Most residents who have relatively high incomes either work outside Washington County or draw their salaries from employers outside the county.
Meanwhile, jobs originating inside the county — most of them in the service sector — generally pay low wages.
The upshot of that situation is this: Because of the spending power of the so-called outside salaries, housing overall in Washington County is more costly. To folks barely making it on service-job wages, that means far fewer places to live.
Those findings are contained in a University of Minnesota Extension labor study that cuts to the heart of County Board concern over job creation and retention. Washington County, while having returned to prerecession levels of employment, is showing deficiencies in critical areas of economic development.
"It seems to me we have a lot of jobs available, but they don't pay very much," Commissioner Gary Kriesel said at a workshop last week to further examine the issue.
Adeel Ahmed, who conducted the study, said the county has more service jobs than the national average. The retail sector, powered by Woodbury's large commercial districts, accounts for more than half of those jobs.
Overall, from 1990 to 2012 — the period measured — Washington County added 24,314 jobs overall, Ahmed said. About 8,700 of those had nothing to do with efforts in the county to create jobs but resulted from the nationwide recovery from the recession, he said.
But the county also lost 1,300 manufacturing jobs in the same 22 years in large part because many companies added efficiencies that required fewer workers; others outsourced jobs, he said.
The average weekly wage paid in Washington County has risen to about $800, an increase of about $100 a week since 2000. The current metrowide average weekly wage is about $1,100 a week, the Extension study found.
Ahmed's presentation to the County Board didn't delve into specifics.

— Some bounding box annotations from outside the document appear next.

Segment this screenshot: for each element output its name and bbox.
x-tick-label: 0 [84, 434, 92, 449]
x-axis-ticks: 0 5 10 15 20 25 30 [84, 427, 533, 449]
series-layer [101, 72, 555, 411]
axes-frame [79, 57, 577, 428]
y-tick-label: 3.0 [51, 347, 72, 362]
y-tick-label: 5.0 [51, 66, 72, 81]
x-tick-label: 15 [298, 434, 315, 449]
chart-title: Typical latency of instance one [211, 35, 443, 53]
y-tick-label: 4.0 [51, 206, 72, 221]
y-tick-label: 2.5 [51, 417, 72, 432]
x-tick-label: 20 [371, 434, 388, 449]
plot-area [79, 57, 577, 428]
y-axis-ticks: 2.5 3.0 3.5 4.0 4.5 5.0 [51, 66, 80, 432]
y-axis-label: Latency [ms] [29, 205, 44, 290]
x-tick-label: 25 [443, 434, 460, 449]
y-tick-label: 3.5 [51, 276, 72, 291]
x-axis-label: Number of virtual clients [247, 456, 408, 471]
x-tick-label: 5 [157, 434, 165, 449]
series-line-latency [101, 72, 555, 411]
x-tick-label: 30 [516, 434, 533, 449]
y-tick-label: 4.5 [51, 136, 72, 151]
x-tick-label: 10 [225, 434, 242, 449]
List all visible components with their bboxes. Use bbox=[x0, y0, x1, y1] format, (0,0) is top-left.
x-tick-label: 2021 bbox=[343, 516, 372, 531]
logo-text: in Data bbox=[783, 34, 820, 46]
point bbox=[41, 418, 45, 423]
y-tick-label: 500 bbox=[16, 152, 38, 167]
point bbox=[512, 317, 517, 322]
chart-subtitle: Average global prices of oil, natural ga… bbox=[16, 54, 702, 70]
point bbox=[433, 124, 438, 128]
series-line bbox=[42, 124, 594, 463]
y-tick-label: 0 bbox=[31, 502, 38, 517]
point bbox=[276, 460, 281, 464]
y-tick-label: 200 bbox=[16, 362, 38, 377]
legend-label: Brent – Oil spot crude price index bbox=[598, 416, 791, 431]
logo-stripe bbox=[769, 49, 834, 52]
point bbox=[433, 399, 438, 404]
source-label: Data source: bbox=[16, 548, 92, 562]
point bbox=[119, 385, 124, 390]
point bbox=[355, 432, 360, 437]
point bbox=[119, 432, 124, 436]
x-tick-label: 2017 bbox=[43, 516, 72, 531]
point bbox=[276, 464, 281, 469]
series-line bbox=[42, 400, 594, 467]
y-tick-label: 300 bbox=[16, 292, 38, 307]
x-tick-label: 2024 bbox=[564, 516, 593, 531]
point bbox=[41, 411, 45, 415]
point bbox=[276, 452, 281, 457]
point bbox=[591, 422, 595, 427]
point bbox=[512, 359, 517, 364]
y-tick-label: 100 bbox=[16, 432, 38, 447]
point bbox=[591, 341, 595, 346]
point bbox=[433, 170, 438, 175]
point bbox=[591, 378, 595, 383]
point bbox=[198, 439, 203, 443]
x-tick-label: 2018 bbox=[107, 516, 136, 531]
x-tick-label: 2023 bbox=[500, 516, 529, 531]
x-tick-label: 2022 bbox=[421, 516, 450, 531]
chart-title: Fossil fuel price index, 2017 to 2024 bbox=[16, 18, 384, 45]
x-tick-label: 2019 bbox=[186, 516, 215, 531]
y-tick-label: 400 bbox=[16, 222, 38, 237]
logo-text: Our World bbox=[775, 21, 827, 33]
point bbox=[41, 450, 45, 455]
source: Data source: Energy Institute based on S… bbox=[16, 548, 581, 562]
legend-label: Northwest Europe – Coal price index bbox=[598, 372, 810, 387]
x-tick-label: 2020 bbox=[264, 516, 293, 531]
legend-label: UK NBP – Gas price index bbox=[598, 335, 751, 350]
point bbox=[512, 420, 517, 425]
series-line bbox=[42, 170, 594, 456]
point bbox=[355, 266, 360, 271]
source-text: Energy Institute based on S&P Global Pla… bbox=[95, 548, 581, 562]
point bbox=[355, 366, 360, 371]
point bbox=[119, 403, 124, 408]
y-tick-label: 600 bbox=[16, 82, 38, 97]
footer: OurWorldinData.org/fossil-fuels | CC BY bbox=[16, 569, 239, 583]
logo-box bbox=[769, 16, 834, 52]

He told commissioners that further research could be done once the county decided its strategy for economic development.
Commissioners have wanted stronger county government involvement in economic development, but they've debated how much they should try to influence business growth, and in what fashion. They've already agreed that it's the private sector that drives the economy, and also that they won't try to duplicate the work of cities and public agencies.
The second part of last week's workshop involved an ongoing discussion with consultants from Springsted Inc., the firm hired to help the County Board formulate its economic development strategy.
Recommendations under consideration include pursuing transit options, enabling countywide high-speed broadband fiber networks, helping to create a pool of money for acquisition of rights of way and other land for unanticipated economic development projects, and exploring development of a revolving loan program for business support.
"Make some good short-term decisions and the long-term strategies will come," Dave Unmacht, of Springsted, told commissioners.